5. Multi-Reader Multi-Case (MRMC) Comparative Effectiveness Study:

This information is not applicable. The device is a physical implant, not a diagnostic or AI-assisted system that would involve human readers interpreting cases. Therefore, no MRMC study or effect size comparing human readers with and without AI assistance was performed.

6. Standalone (Algorithm Only Without Human-in-the-Loop Performance) Study:

This information is not applicable. The device is a physical implant, not an algorithm.

7. Type of Ground Truth Used:

This information is not applicable. As mentioned above, the tests are mechanical performance evaluations of a physical device, and the "ground truth" is defined by established engineering standards and biomechanical principles for joint prostheses.

8. Sample Size for the Training Set:

This information is not applicable. There is no "training set" as this is a physical medical device, not an AI/machine learning algorithm.

9. How the Ground Truth for the Training Set Was Established:

This information is not applicable for the same reason as point 8.

Summary of what's provided and what's missing for the requested information:

• Acceptance Criteria & Performance: A list of tests is provided, with a general statement of "safe and effective" results. However, specific quantitative acceptance criteria and the numerical results against these criteria are not detailed in this document.
• Sample Size (Test Set) & Data Provenance: Sample size is not explicitly stated. Data provenance is implied to be prospective mechanical testing, likely conducted in association with the Taiwanese manufacturer.
• Experts for Ground Truth & Qualifications: Not applicable (physical device, not diagnostic AI).
• Adjudication Method: Not applicable.
• MRMC Study: Not applicable.
• Standalone Study: Not applicable.
• Type of Ground Truth: Mechanical testing against established engineering/biomechanical standards.
• Training Set Sample Size: Not applicable.
• Training Set Ground Truth Establishment: Not applicable.

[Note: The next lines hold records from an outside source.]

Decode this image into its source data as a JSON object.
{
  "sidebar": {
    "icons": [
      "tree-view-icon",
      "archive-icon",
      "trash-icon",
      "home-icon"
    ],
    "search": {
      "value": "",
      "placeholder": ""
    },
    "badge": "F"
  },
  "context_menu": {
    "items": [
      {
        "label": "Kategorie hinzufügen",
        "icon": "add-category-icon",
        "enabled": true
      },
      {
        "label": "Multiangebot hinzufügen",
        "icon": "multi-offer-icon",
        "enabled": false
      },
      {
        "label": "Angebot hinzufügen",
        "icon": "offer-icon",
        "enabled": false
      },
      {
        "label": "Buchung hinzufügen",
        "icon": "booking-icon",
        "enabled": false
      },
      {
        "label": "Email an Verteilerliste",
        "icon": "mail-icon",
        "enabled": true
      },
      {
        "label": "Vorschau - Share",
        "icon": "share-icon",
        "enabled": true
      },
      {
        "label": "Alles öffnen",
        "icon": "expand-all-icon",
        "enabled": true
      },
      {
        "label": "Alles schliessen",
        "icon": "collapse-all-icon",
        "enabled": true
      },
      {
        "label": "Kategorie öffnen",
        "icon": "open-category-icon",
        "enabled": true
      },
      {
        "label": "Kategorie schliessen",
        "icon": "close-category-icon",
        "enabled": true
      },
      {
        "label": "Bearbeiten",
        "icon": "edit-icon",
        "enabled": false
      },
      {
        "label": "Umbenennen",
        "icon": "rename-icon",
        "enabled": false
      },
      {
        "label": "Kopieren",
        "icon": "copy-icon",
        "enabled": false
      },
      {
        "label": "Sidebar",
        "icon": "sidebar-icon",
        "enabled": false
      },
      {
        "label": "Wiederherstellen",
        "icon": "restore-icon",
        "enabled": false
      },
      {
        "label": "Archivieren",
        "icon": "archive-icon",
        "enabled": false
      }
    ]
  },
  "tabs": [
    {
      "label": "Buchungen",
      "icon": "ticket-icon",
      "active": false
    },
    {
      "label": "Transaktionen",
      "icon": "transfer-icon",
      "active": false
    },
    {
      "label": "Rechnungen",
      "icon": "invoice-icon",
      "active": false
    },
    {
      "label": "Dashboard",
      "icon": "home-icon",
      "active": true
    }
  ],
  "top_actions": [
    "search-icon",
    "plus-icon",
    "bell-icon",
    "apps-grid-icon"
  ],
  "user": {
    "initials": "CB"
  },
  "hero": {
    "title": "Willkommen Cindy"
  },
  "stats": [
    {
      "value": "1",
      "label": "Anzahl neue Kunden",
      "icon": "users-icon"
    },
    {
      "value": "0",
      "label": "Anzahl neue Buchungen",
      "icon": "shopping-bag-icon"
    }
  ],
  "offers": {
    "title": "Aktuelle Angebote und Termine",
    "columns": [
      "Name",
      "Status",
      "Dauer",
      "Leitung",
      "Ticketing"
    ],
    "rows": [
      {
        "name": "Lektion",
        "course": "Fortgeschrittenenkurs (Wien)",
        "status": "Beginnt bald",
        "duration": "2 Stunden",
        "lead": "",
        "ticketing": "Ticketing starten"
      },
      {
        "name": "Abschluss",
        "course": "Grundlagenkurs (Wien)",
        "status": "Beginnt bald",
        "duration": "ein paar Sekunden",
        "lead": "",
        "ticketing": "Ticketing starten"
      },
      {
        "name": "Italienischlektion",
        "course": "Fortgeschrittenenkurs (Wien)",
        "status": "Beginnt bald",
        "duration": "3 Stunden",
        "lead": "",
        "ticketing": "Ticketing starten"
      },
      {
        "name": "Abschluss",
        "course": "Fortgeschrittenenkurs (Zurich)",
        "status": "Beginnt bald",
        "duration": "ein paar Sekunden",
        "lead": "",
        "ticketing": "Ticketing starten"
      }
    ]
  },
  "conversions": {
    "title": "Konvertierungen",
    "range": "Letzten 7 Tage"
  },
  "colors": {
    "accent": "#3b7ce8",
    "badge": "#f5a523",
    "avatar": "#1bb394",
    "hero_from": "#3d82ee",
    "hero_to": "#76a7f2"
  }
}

The document primarily focuses on establishing "substantial equivalence" of the new sizes of the U-Motion II Acetabular System to previously cleared versions and predicate devices based on identical intended use, materials, design rationale, and various mechanical performance tests. The detailed data and specific acceptance thresholds for these tests would typically be found in the full 510(k) submission, not necessarily summarized in this high-level FDA letter or 510(k) summary.